Elle hurlait, j’ai même pas pu lui dire que j’avais rendez-vous à Pôle emploi, elle voulait pas m’écouter, elle m’a fait peur, j’ai bien cru qu’elle allait me lancer à la figure la casserole qu’elle était en train d’essuyer. Puis, je me suis dit, laissons passer l’orage et je suis parti. J’ai entendu la porte se refermer avec rage. C’est une fois dans la rue que je me suis rendu compte que j’avais oublié de prendre mon blouson et que j’avais pas une thune sur moi. La journée risquait d’être longue. Je suis allé à la gare, j’aime bien les gares, les gens qui passent, je leur invente des vies, des vies plus funs que la mienne. Mais bon…il y a pire…je pourrais être « sans papiers » mais moi, des papiers…j’en ai. Ah merde, je les ai pas, ils sont dans ma poche de blouson.
Ali se sent tout à coup tout nu et inconsciemment il se ratatine sur le banc, l’œil rivé à la pendule de la salle d’attente, il va fixer les heures qui passent comme s’il avait le pouvoir d’accélérer le temps.
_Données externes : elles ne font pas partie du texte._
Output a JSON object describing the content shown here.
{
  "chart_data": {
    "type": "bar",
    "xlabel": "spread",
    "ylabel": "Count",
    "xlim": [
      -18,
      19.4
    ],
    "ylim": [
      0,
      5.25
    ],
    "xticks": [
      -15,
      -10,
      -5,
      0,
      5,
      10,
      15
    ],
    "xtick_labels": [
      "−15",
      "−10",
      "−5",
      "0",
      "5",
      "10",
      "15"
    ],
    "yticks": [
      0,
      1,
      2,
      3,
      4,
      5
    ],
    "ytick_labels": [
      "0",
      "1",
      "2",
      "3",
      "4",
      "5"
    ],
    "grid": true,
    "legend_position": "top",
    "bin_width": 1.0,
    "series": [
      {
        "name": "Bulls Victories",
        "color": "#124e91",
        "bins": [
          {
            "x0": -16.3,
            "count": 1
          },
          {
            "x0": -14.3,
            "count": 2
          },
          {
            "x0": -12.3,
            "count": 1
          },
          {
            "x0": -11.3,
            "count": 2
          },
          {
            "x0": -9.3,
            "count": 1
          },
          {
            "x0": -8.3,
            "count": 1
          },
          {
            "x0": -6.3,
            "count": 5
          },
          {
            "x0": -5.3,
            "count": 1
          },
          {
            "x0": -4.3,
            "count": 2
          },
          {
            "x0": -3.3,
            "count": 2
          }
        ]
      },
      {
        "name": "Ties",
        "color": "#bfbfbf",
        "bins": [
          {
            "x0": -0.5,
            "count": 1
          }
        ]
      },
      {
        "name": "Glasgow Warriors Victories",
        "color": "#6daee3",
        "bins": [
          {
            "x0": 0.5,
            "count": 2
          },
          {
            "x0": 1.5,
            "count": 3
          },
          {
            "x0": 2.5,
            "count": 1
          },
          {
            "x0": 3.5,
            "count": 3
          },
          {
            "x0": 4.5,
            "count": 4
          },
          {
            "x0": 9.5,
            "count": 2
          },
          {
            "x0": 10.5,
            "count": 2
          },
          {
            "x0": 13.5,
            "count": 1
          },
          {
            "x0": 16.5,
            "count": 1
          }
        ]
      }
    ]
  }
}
Je partirai vers 17 heures, je vais faire la route tranquillement, Soraya sera revenue du boulot et tout rentrera dans l’ordre.
Même pas en rêve aurait pu lui rétorquer Soraya car Ali eut beau sonner et re-sonner, la porte resta close. Il envisagea un instant de passer la nuit sur le palier, mais la crainte des voisins lui fit quitter l’immeuble. Et c’est ainsi qu’il passa sa première nuit dehors, puis la deuxième et la troisième, poussé par la faim, il commit l’irréparable d’entrer par effraction dans la maison d’autrui. Ce dont il n’était pas fier, car dans le fond Ali était un bon gars, un peu nonchalant certes, mais pas de quoi me laisser dehors comme un chien. Merde !
Tout en avançant, Ali réfléchissait au comment attendrir Soraya pour qu’elle lui épargne une quatrième nuit dehors. Soudain, la lumière jaillit. Des fleurs, toutes les femmes aiment les fleurs, je me rappelle l’an dernier, elle était trop contente quand, à la Saint Valentin, je lui avais offert un super bouquet. 9.99 € à Lidl, une promo, mais attention…une promo classe avec un ruban et un petit cœur.
Songeur, Ali suit le mur du cimetière, il tâte ses poches sans grande conviction. Et si je retournais dans la grande maison…il y a un jardin. Ouais…mais c’est pas la saison.
Et de ponctuer ce triste constat d’un gros soupir.
Pourtant, une petite heure plus tard, notre grand gaillard sonnait plein d’espoir à la porte de Soraya. Allait-elle ouvrir ? Obligé. Personne ne peut résister à un si beau bouquet. Merci M. Gratien Delporte 1928-2023.